Base64 means 6 bit, so in a base64-encoded string a single character stands for 6 bits of your data. That is why base64-encoded strings need to have the length that is a multiple of 4: otherwise the number of bytes encoded will be not integer.
Finally, to decode from base64 you need an ASCII string. A Unicode string won't do, there can only be characters from the base64 alphabet. Base64 module does the job in Python. The base64.b64decode() function takes a byte string as the argument. In Python 2 it means: str. In Python 3 it means: bytes. So if you have a str, such as
>>> s = 'U3RhY2sgT3ZlcmZsb3c='
In Python 2 you could just do
>>> s.decode('base64')
because s is already in ASCII.
In Python 3, you need to encode it in ASCII first, so you'll have to do:
>>> base64.b64decode(s.encode('ascii'))
And by the way, this will return a bytes object, so it's really up to you how to treat those bytes then. Maybe it's my floats, but maybe you should try to decode it as ASCII :)
In Python 2 however it will be just a str. Anyway, have a look at struct for the tools to unpack your data from those bytes.
So if you need the code to work on both Python 2 and 3, go with the last one. To make sure you have Unicode in the end (if you are decoding text from base64), you'll have to decode it:
>>> base64.b64decode(s.encode('ascii')).decode('ascii')
On Python 2, encode('ascii') won't effectively do anything because it's applied to str. So it will do an implicit conversion to Unicode first, and then do what you want (convert it back to ASCII). decode('ascii') will return a unicode object on Python 2.
I don't have Python 3 installed, but it sounds like you need to convert the Unicode returned from lxml to bytes, perhaps by calling .encode('ascii') ?
I'm trying to convert a 2.5 program to 3.
Is there a way in python 3 to change a byte string, such as b'\x01\x02' to a python 2.5 style string, such as '\x01\x02', so that string and byte-by-byte comparisons work similarly to 2.5? I'm reading the string from a binary file.
I have a 2.5 program that reads bytes from a file, then compares or processes each byte or combination of bytes with specified constants. To run the program under 3, I'd like to avoid changing all my constants to bytes and byte strings ('\x01' to b'\x01'), then dealing with issues in 3 such as:
a = b'\x01'
b = b'\x02'
results in
(a+b)[0] != a
even though similar operation work in 2.5. I have to do (a+b)[0] == ord(a), while a+b == b'\x01\x02' works fine. (By the way, what do I do to (a+b)[0] so it equals a?)

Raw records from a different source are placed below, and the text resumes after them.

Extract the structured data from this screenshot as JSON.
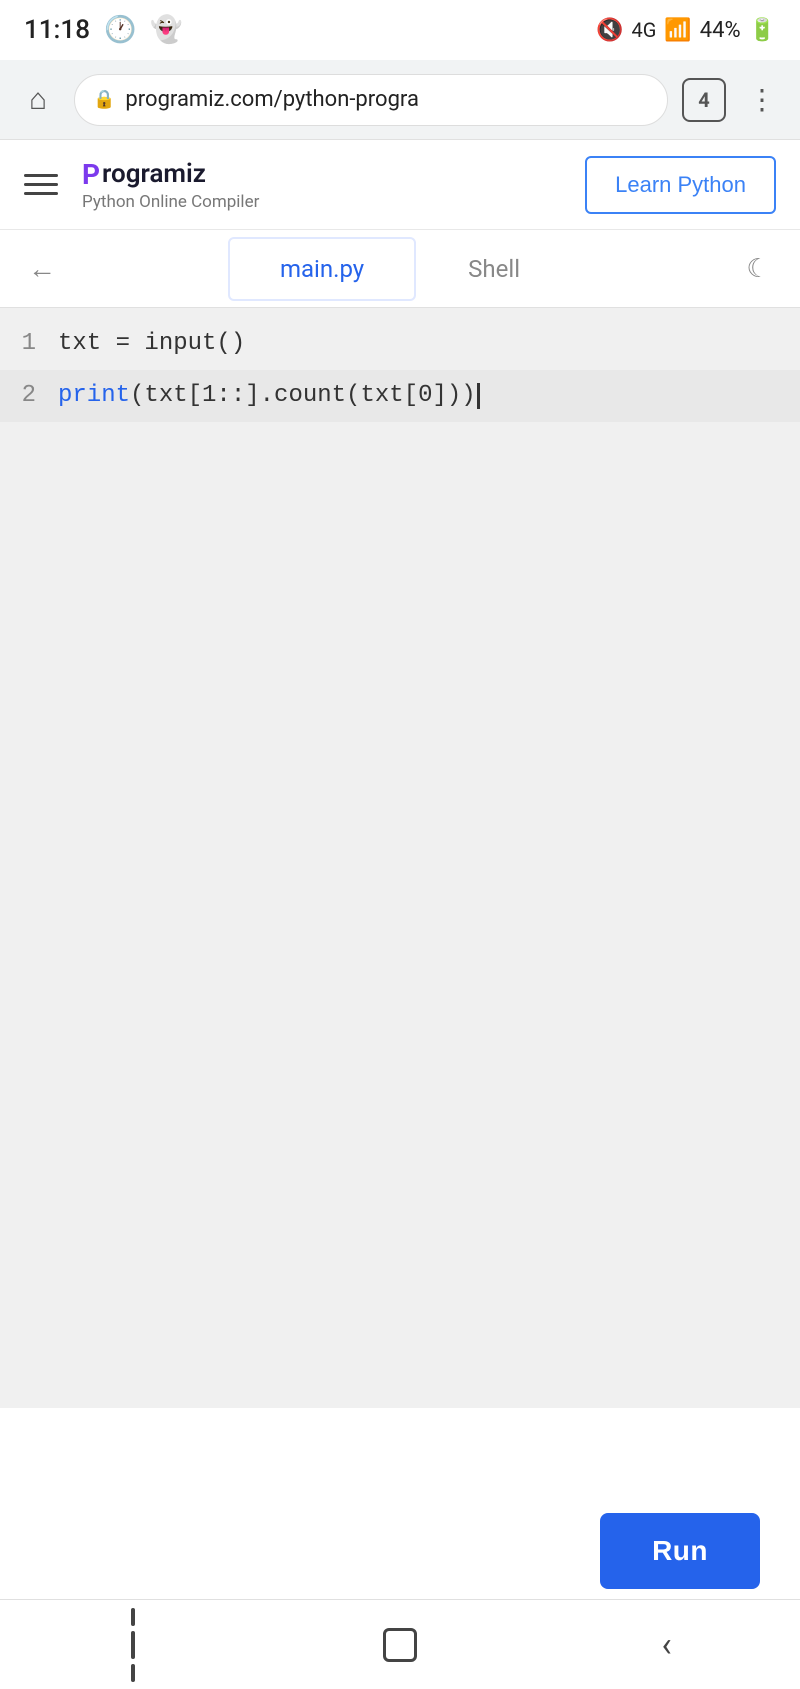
{
  "status_bar": {
    "time": "11:18",
    "battery": "44%"
  },
  "browser": {
    "url": "programiz.com/python-progra",
    "tab_count": "4"
  },
  "header": {
    "logo_name": "rogramiz",
    "subtitle": "Python Online Compiler",
    "learn_python_label": "Learn Python"
  },
  "tabs": {
    "main_py_label": "main.py",
    "shell_label": "Shell"
  },
  "code": {
    "line1": "txt = input()",
    "line2_keyword": "print",
    "line2_rest": "(txt[1::].count(txt[0]))"
  },
  "run_button": {
    "label": "Run"
  },
  "bottom_nav": {
    "back_label": "<"
  }
}
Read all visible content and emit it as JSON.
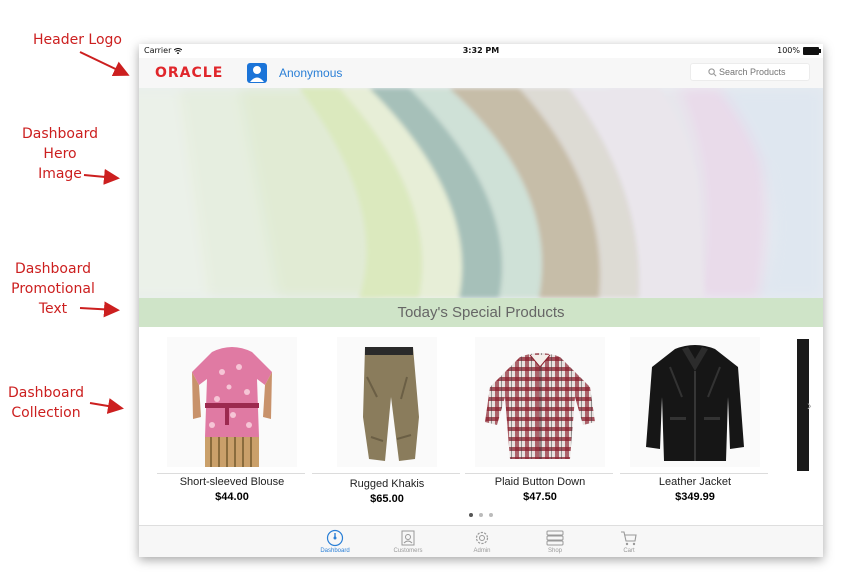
{
  "annotations": [
    {
      "id": "header-logo",
      "lines": [
        "Header Logo"
      ]
    },
    {
      "id": "hero",
      "lines": [
        "Dashboard",
        "Hero",
        "Image"
      ]
    },
    {
      "id": "promo",
      "lines": [
        "Dashboard",
        "Promotional",
        "Text"
      ]
    },
    {
      "id": "collection",
      "lines": [
        "Dashboard",
        "Collection"
      ]
    }
  ],
  "status_bar": {
    "carrier": "Carrier",
    "time": "3:32 PM",
    "battery": "100%"
  },
  "header": {
    "logo": "ORACLE",
    "user": "Anonymous",
    "search_placeholder": "Search Products"
  },
  "promo": {
    "text": "Today's Special Products"
  },
  "products": [
    {
      "name": "Short-sleeved Blouse",
      "price": "$44.00"
    },
    {
      "name": "Rugged Khakis",
      "price": "$65.00"
    },
    {
      "name": "Plaid Button Down",
      "price": "$47.50"
    },
    {
      "name": "Leather Jacket",
      "price": "$349.99"
    }
  ],
  "pager": {
    "pages": 3,
    "active": 0
  },
  "tabs": [
    {
      "label": "Dashboard",
      "icon": "dashboard-icon",
      "active": true
    },
    {
      "label": "Customers",
      "icon": "customers-icon",
      "active": false
    },
    {
      "label": "Admin",
      "icon": "gear-icon",
      "active": false
    },
    {
      "label": "Shop",
      "icon": "shop-icon",
      "active": false
    },
    {
      "label": "Cart",
      "icon": "cart-icon",
      "active": false
    }
  ],
  "colors": {
    "annotation_red": "#cc1f1f",
    "oracle_red": "#e0262b",
    "accent_blue": "#2a7fd6",
    "promo_bg": "#cfe4c8"
  }
}
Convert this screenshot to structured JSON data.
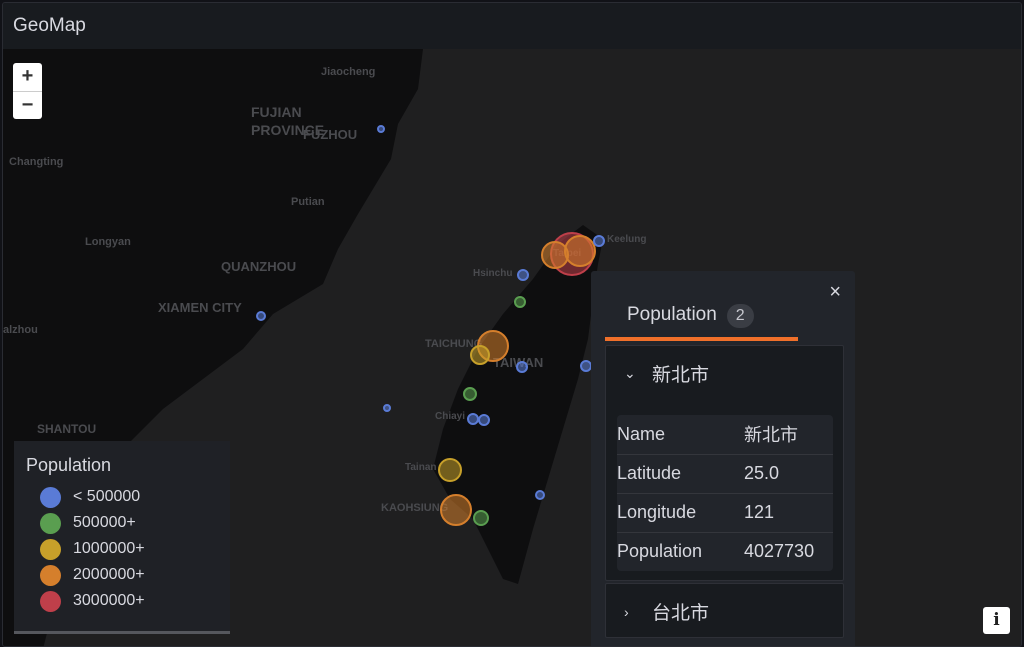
{
  "header": {
    "title": "GeoMap"
  },
  "zoom": {
    "in": "+",
    "out": "−"
  },
  "map_labels": [
    "Jiaocheng",
    "FUJIAN",
    "PROVINCE",
    "FUZHOU",
    "Changting",
    "Putian",
    "Longyan",
    "QUANZHOU",
    "XIAMEN CITY",
    "alzhou",
    "SHANTOU",
    "Hsinchu",
    "Keelung",
    "Taipei",
    "TAICHUNG",
    "TAIWAN",
    "Chiayi",
    "Tainan",
    "KAOHSIUNG"
  ],
  "legend": {
    "title": "Population",
    "items": [
      {
        "label": "< 500000",
        "color": "#5a7bd6"
      },
      {
        "label": "500000+",
        "color": "#5a9e50"
      },
      {
        "label": "1000000+",
        "color": "#c7a02a"
      },
      {
        "label": "2000000+",
        "color": "#d57f2c"
      },
      {
        "label": "3000000+",
        "color": "#bf3f4a"
      }
    ]
  },
  "markers": [
    {
      "class": 0
    },
    {
      "class": 0
    },
    {
      "class": 0
    },
    {
      "class": 4
    },
    {
      "class": 3
    },
    {
      "class": 3
    },
    {
      "class": 0
    },
    {
      "class": 0
    },
    {
      "class": 1
    },
    {
      "class": 3
    },
    {
      "class": 2
    },
    {
      "class": 0
    },
    {
      "class": 0
    },
    {
      "class": 1
    },
    {
      "class": 0
    },
    {
      "class": 0
    },
    {
      "class": 2
    },
    {
      "class": 3
    },
    {
      "class": 1
    },
    {
      "class": 0
    }
  ],
  "popup": {
    "close": "×",
    "tab": "Population",
    "count": "2",
    "accent": "#f0702a",
    "items": [
      {
        "name": "新北市",
        "expanded": true,
        "chevron": "chevron-down",
        "rows": [
          {
            "k": "Name",
            "v": "新北市"
          },
          {
            "k": "Latitude",
            "v": "25.0"
          },
          {
            "k": "Longitude",
            "v": "121"
          },
          {
            "k": "Population",
            "v": "4027730"
          }
        ]
      },
      {
        "name": "台北市",
        "expanded": false,
        "chevron": "chevron-right"
      }
    ]
  },
  "info": "i"
}
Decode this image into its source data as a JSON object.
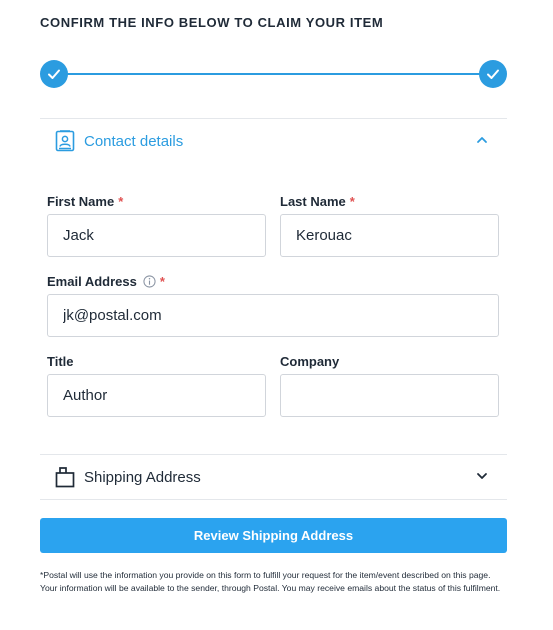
{
  "heading": "CONFIRM THE INFO BELOW TO CLAIM YOUR ITEM",
  "colors": {
    "accent": "#2b9ce0",
    "button": "#2ba3ef",
    "required": "#e05252"
  },
  "stepper": {
    "steps": [
      {
        "icon": "check-icon",
        "state": "complete"
      },
      {
        "icon": "check-icon",
        "state": "complete"
      }
    ]
  },
  "contact_section": {
    "title": "Contact details",
    "icon": "contact-card-icon",
    "expanded": true
  },
  "fields": {
    "first_name": {
      "label": "First Name",
      "required_mark": "*",
      "value": "Jack"
    },
    "last_name": {
      "label": "Last Name",
      "required_mark": "*",
      "value": "Kerouac"
    },
    "email": {
      "label": "Email Address",
      "required_mark": "*",
      "value": "jk@postal.com",
      "icon": "info-icon"
    },
    "title": {
      "label": "Title",
      "value": "Author"
    },
    "company": {
      "label": "Company",
      "value": ""
    }
  },
  "shipping_section": {
    "title": "Shipping Address",
    "icon": "package-icon",
    "expanded": false
  },
  "button_label": "Review Shipping Address",
  "disclaimer": "*Postal will use the information you provide on this form to fulfill your request for the item/event described on this page. Your information will be available to the sender, through Postal. You may receive emails about the status of this fulfilment."
}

Unpacking structures is also an issue.
Am I missing something simple?
Bytes is an immutable sequence of integers (in the range 0<= to <256), therefore when you're accessing (a+b)[0] you're getting back an integer, exactly the same one you'd get by accessing a[0]. so when you're comparing sequence a to an integer (a+b)[0], they're naturally different.
using the slice notation you could however get a sequence back:
>>> (a+b)[:1] == a # 1 == len(a) ;)
True
because slicing returns bytes object.
I would also advised to run 2to3 utility (it needs to be run with py2k) to convert some code automatically. It won't solve all your problems, but it'll help a lot.